Stewart happens to be wrong about that. A Bloomberg poll released last week showed that letting the Bush tax cuts for the rich expire was the single most popular way to reduce the budget deficit. And an NBC–Wall Street Journal poll released a week before that found that financing deficit reduction with a surtax on millionaires was similarly popular. Republicans may not want to talk about raising taxes on the wealthy, but other people do.
“I just don’t see a reasonable way to get there through spending cuts alone,” says Maya MacGuineas, director of the Committee for a Responsible Federal Budget. “And I’m saying that as someone who doesn’t think revenues should be the bulk of the solution.”
The trouble is that congressional Republicans don’t think new revenues should be any part of the solution.
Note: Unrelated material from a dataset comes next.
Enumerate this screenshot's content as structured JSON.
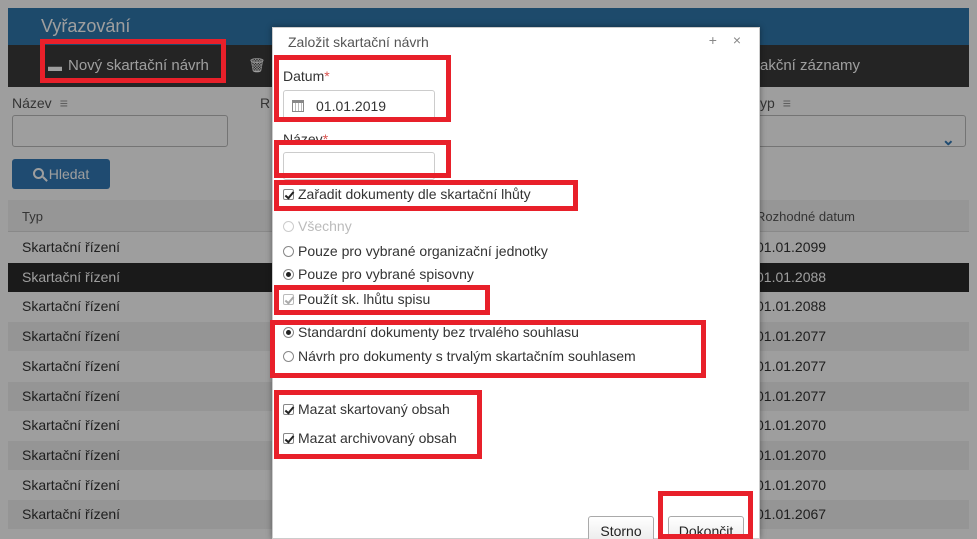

Americans for Tax Reform, an influential conservative group focused on fiscal issues, is known for pushing Republicans to sign a pledge promising they will not, under any circumstances, vote for a tax increase of any kind. That even goes for closing loopholes “unless it’s matched dollar for dollar by lowering tax rates.” The president of Americans for Tax Reform, Grover Norquist, says that “about 97 percent of the Republicans in the House and 85 percent in the Senate have signed on. It’s become a party position.”
He’s right about that. He’s also right when he says that “the goal is to reduce the size and scope of government spending, not to focus on the deficit.” That’s where his organization is, and it’s where the Republicans are. Trouble is, it’s not the right place for our economic policy to be.
What our economy needs, in the words of Peter Orszag, the former director of the Office of Management and Budget, is “short term-stimulus now and out-year deficit reduction for later. Instead, so far we’re getting short-term deficit reduction and out-year nothing.” Which is to say, we’re getting theworst of all worlds—and all of us are going to pay the price.